Transparence salariale : comprendre sa rémunération, c’est aussi défendre l’égalité
Publié le samedi 13 juin 2026
La transparence salariale devient un sujet important pour tous les agents publics. Derrière ce terme un peu technique, il y a une idée simple : chacun doit pouvoir comprendre comment sa rémunération est construite, quels critères sont utilisés et si les écarts entre agents sont justifiés.
Une directive européenne adoptée en 2023 prévoit de renforcer les droits des salariés et des agents en matière de transparence des rémunérations. La France devait adapter son droit avant juin 2026. Même si la transposition complète tarde, le sujet concerne déjà les employeurs publics.
Pour nous, il ne faut pas attendre. La transparence salariale est un outil concret pour défendre l’égalité professionnelle, la reconnaissance des métiers et le pouvoir d’achat des agents.

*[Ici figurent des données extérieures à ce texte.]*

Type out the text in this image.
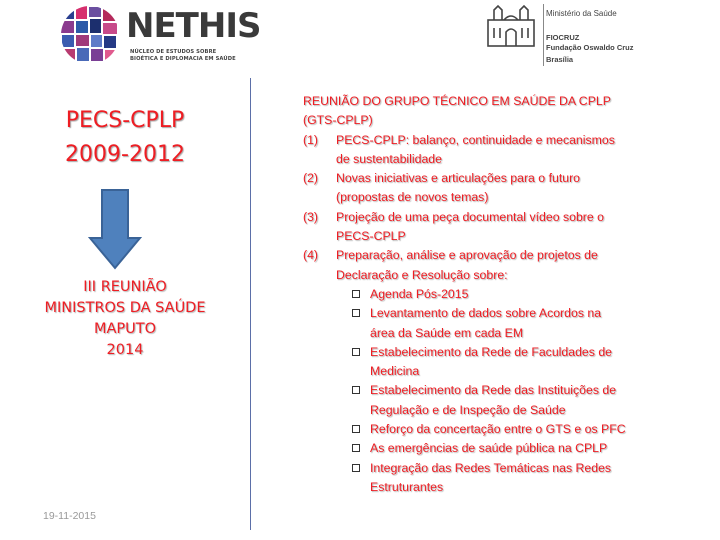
NETHIS
NÚCLEO DE ESTUDOS SOBRE
BIOÉTICA E DIPLOMACIA EM SAÚDE
Ministério da Saúde
FIOCRUZ
Fundação Oswaldo Cruz
Brasília
PECS-CPLP
2009-2012
III REUNIÃO
MINISTROS DA SAÚDE
MAPUTO
2014
19-11-2015
REUNIÃO DO GRUPO TÉCNICO EM SAÚDE DA CPLP
(GTS-CPLP)
(1) PECS-CPLP: balanço, continuidade e mecanismos
de sustentabilidade
(2) Novas iniciativas e articulações para o futuro
(propostas de novos temas)
(3) Projeção de uma peça documental vídeo sobre o
PECS-CPLP
(4) Preparação, análise e aprovação de projetos de
Declaração e Resolução sobre:
Agenda Pós-2015
Levantamento de dados sobre Acordos na
área da Saúde em cada EM
Estabelecimento da Rede de Faculdades de
Medicina
Estabelecimento da Rede das Instituições de
Regulação e de Inspeção de Saúde
Reforço da concertação entre o GTS e os PFC
As emergências de saúde pública na CPLP
Integração das Redes Temáticas nas Redes
Estruturantes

Qu’est-ce que la transparence salariale ?
La transparence salariale consiste à rendre les règles de rémunération plus claires.
Cela ne veut pas dire publier le salaire nominatif de chaque collègue. L’objectif n’est pas de mettre les agents en concurrence.
L’objectif est différent : permettre aux agents et à leurs représentants de comprendre les écarts de rémunération.
Par exemple :
- pourquoi certains postes ouvrent droit à plus de primes ;
- pourquoi certaines filières sont moins reconnues ;
- pourquoi certains agents progressent plus vite dans leur carrière ;
- pourquoi les femmes peuvent être moins bien rémunérées que les hommes à travail comparable ;
- pourquoi certains métiers essentiels restent insuffisamment valorisés.
La transparence salariale sert donc à poser les bonnes questions et à obtenir des réponses claires.
Pourquoi ce sujet concerne les agents publics ?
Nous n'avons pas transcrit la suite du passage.